Button PLAY Click is a very interesting interactive gadget on a Click board™. It is an integrated capacitive touch sensor display in the form of a button. By utilizing an advanced capacitive touch sensing technology, the CTHS15CIC05ARROW sensor can successfully replace the traditional mechanical button, allowing very simplified yet reliable user interfaces to be developed. Besides the touch detection, this sensor also features a green arrow icon with backlight, which makes the Click board™ very useful for building various stylized and visually appealing interfaces.

button_play_click.png

Click Product page


Click library

  • Author : Nikola Peric
  • Date : Feb 2022.
  • Type : GPIO type

Software Support

We provide a library for the ButtonPlay Click as well as a demo application (example), developed using MikroElektronika compilers. The demo can run on all the main MikroElektronika development boards.

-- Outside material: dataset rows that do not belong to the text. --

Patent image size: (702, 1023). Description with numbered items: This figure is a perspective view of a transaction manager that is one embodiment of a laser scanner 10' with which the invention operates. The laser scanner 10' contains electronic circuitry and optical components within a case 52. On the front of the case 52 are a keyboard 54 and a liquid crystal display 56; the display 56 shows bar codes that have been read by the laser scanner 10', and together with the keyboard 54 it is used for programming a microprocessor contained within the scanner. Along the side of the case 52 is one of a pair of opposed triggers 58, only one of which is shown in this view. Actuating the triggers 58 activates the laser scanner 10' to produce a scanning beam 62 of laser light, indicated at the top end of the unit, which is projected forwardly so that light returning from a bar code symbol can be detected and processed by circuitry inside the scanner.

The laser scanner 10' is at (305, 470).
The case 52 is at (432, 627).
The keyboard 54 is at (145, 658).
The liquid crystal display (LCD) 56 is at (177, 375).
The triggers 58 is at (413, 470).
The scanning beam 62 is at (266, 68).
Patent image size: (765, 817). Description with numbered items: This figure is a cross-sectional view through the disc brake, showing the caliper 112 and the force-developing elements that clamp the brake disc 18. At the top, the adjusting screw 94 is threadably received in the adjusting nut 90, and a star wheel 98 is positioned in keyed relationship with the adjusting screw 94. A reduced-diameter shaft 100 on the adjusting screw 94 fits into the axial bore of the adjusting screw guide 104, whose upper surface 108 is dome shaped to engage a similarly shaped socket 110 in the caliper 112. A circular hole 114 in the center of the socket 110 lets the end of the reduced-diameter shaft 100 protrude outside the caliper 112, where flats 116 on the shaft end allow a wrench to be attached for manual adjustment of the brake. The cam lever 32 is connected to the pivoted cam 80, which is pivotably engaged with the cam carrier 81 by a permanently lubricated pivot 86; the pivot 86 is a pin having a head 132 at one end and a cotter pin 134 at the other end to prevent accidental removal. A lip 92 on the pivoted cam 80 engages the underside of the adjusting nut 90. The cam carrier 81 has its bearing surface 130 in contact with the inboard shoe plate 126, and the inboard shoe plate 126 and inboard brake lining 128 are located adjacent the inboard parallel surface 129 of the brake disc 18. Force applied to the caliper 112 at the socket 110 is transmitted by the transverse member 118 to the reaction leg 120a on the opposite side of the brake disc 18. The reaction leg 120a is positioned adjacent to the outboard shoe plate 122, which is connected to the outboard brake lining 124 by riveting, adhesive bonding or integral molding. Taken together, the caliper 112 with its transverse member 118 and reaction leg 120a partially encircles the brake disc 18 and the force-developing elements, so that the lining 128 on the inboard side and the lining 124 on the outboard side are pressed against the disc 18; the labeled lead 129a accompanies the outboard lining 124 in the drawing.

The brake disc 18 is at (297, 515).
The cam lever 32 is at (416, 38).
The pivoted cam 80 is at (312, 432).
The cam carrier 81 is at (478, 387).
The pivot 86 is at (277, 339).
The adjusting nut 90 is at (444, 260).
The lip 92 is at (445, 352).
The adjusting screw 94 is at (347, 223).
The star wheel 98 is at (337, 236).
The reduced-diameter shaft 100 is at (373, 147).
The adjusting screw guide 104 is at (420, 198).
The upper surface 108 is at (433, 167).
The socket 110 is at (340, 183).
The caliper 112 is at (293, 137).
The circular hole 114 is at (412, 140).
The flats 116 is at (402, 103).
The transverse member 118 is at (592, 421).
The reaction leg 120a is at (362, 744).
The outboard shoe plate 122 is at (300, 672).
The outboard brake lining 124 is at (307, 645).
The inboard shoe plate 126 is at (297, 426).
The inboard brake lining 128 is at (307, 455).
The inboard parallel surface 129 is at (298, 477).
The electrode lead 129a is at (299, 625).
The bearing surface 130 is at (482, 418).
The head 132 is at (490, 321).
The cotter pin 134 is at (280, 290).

Package can be downloaded/installed directly from NECTO Studio Package Manager(recommended way), downloaded from our LibStock™ or found on Mikroe github account.

Library Description

This library contains API for ButtonPlay Click driver.

Standard key functions :

  • buttonplay_cfg_setup Config Object Initialization function.

    void buttonplay_cfg_setup ( buttonplay_cfg_t *cfg );
  • buttonplay_init Initialization function.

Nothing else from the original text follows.